As for the supposed antimilitary agenda of the so-called mainstream media, the right should look first at itself. In its eagerness to parrot the administration line, it's as ready to sell out the military as any clichéd leftist. For starters, it thought nothing of dismissing the judgment of Gen. Carl Eichenberry, our top commander in Afghanistan, who, according to Gen. Richard B. Myers, the chairman of the Joint Chiefs, said the riots were "not at all tied to the article in the magazine."
The right's rage at Newsweek is all too reminiscent of the contempt it heaped on Specialist Thomas Wilson, the soldier who dared to ask Mr. Rumsfeld at a town hall meeting in Kuwait in December about the shortage of armored vehicles. Mr. Wilson was guilty of "near-insubordination," said Rush Limbaugh; the embedded reporter who helped him frame his question was reviled by bloggers as a traitor. Yet Mr.
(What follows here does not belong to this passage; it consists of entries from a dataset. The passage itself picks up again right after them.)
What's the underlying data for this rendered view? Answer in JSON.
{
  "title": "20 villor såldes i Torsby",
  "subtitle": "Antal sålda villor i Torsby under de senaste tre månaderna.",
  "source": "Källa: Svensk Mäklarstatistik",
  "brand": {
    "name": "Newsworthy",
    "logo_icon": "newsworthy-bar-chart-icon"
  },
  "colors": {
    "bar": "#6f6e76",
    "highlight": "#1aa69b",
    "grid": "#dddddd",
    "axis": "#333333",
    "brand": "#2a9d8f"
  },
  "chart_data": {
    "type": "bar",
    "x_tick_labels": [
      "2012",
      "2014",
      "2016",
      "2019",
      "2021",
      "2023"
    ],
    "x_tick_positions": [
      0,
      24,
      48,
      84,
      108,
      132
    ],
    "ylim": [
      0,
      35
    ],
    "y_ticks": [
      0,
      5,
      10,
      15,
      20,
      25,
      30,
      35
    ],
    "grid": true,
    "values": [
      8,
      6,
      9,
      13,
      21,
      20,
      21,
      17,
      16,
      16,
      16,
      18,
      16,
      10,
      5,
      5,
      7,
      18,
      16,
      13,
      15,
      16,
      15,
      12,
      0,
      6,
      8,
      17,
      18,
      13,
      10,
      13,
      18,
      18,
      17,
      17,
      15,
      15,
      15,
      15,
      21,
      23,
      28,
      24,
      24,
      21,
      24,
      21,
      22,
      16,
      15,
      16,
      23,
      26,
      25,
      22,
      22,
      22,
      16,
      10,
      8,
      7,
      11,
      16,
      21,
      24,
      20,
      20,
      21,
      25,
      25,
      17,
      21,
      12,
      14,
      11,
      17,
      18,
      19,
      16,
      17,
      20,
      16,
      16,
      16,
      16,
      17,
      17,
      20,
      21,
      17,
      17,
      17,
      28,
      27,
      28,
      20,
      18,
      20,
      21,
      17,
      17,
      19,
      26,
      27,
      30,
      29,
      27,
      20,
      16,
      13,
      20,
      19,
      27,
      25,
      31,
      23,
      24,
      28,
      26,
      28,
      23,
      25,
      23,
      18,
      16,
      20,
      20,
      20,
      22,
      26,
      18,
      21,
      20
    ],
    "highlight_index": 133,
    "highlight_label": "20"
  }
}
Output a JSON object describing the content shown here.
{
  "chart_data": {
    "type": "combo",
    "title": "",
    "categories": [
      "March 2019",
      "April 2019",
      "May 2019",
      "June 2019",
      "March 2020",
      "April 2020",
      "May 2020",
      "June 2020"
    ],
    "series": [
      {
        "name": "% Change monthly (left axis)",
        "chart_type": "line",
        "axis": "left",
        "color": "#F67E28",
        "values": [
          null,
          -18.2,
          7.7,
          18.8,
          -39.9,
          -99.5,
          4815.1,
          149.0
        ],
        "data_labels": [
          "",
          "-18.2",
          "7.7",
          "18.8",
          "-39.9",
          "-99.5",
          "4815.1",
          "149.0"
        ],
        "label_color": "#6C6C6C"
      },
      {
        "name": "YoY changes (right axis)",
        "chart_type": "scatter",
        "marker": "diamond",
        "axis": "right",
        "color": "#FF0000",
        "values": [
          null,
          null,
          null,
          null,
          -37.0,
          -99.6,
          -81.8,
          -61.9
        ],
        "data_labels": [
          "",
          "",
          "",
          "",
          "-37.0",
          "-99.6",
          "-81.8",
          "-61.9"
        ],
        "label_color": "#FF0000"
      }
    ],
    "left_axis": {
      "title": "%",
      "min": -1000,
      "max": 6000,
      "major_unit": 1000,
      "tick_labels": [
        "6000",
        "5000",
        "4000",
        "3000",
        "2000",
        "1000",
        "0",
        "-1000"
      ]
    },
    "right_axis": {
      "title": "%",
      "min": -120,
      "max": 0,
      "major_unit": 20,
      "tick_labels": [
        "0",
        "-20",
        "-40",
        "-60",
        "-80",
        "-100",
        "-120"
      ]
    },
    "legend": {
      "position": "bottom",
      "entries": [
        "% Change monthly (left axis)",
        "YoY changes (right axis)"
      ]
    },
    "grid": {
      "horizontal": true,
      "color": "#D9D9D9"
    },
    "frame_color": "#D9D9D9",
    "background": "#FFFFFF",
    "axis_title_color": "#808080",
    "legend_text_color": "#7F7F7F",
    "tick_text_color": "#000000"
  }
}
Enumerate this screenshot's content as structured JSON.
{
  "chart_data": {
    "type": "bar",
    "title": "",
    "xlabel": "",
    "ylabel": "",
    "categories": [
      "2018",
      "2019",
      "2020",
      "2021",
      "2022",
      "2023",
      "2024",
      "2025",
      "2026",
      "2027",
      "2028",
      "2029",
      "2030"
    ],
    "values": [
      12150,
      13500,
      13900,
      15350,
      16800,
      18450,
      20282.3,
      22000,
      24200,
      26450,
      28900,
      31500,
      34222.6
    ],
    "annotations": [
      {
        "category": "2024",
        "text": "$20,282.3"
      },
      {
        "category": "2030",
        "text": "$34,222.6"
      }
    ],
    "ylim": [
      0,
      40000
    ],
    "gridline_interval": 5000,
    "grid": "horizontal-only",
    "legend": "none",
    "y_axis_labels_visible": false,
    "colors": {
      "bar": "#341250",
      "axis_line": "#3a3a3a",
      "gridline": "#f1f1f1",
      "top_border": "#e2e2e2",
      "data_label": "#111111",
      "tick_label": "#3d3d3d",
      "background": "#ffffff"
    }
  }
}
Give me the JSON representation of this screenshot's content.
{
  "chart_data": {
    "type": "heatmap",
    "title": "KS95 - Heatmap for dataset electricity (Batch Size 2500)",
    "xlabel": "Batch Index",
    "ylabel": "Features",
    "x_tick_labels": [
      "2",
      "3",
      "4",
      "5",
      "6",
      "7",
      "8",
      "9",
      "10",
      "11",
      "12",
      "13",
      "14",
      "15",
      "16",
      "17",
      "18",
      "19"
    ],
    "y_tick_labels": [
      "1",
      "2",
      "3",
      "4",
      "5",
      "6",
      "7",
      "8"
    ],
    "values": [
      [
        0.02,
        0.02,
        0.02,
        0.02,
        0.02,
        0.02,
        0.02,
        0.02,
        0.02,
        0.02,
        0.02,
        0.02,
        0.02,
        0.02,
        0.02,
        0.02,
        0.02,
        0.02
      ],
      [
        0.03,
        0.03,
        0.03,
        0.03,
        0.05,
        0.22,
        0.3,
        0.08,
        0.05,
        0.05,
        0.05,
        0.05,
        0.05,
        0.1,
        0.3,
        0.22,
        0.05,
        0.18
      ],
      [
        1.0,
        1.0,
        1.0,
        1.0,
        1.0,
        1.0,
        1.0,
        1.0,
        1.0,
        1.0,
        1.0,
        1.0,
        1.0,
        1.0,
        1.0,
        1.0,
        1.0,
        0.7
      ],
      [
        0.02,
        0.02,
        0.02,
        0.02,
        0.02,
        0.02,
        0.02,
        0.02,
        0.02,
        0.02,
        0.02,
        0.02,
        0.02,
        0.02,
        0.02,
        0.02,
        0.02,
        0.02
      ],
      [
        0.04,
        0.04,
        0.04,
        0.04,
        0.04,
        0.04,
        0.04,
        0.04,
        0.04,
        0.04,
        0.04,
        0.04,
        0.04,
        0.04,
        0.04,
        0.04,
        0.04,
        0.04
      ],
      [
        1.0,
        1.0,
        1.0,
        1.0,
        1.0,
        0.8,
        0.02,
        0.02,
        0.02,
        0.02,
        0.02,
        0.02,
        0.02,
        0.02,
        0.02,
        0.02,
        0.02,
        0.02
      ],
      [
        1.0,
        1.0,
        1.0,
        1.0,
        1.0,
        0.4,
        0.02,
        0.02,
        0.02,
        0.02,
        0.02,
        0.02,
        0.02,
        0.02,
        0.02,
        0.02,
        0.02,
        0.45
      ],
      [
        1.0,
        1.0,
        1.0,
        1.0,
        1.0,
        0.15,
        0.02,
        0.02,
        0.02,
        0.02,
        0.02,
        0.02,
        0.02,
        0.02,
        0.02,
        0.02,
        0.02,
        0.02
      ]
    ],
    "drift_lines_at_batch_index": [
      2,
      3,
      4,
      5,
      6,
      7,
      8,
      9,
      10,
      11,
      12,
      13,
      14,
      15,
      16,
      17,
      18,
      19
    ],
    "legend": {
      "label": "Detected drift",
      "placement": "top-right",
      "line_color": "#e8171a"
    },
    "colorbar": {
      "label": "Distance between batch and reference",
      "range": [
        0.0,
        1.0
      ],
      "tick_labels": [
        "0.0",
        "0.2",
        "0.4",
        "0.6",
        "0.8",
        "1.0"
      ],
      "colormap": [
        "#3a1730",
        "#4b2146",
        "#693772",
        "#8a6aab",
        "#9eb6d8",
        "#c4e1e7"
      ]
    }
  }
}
Wilson's question was legitimate, and Mr. Rumsfeld's answer (that the shortage was only "a matter of production and capability") was a lie. As USA Today reported in March, the Pentagon has known for nearly two years that it didn't have enough armored Humvees but let the problem fester until that insubordinate questioner gave the defense secretary no choice but to act.
It's also because of incompetent Pentagon planning that other troops may now be victims of weapons looted from Saddam's munitions depots after the fall of Baghdad. Yet when The New York Times reported one such looting incident, in Al Qaqaa, before the election, the administration and many in the blogosphere reflexively branded the story fraudulent. But the story was true. It was later corroborated not only by United States Army reservists and national guardsmen who spoke to The Los Angeles Times but also by Iraq's own deputy minister of industry, who told The New York Times two months ago that Al Qaqaa was only one of many such weapon caches hijacked on America's undermanned post-invasion watch.
IT is terrible that Newsweek was wrong, though it's worth noting, as John Donvan of ABC News did, that the Defense Department's claim that its story was "demonstrably" false is also an overreach. Almost nothing that happens in the sealed prison at Guantánamo is as demonstrable as, say, Saddam's underwear. But if something good can come out of something bad, the administration's overkill of Newsweek may focus greater public attention on just how much it is using press-bashing to deflect attention from the fictions spun by its own propaganda machine.
Just since the election, we've witnessed the unmasking of Armstrong Williams and Jeff Gannon. We've learned - thanks to Newsweek's parent publication, The Washington Post - that the Pentagon went so far as to deliberately hide the circumstances of Pat Tillman's friendly-fire death from his own family for weeks, lest the truth mar the P.R. advantages to be reaped from his memorial service. Even as Scott McClellan instructs Newsweek on just what stories it should write to atone for its sins, a professional propagandist sits as chairman of the Corporation for Public Broadcasting: Kenneth Tomlinson, who also runs the board supervising Voice of America and other government-run media outlets. He's been hard at work meddling in the journalism on NPR and PBS.
This steady drip of subterfuge and news manipulation increasingly tells a more compelling story than the old news that Newsweek so egregiously botched.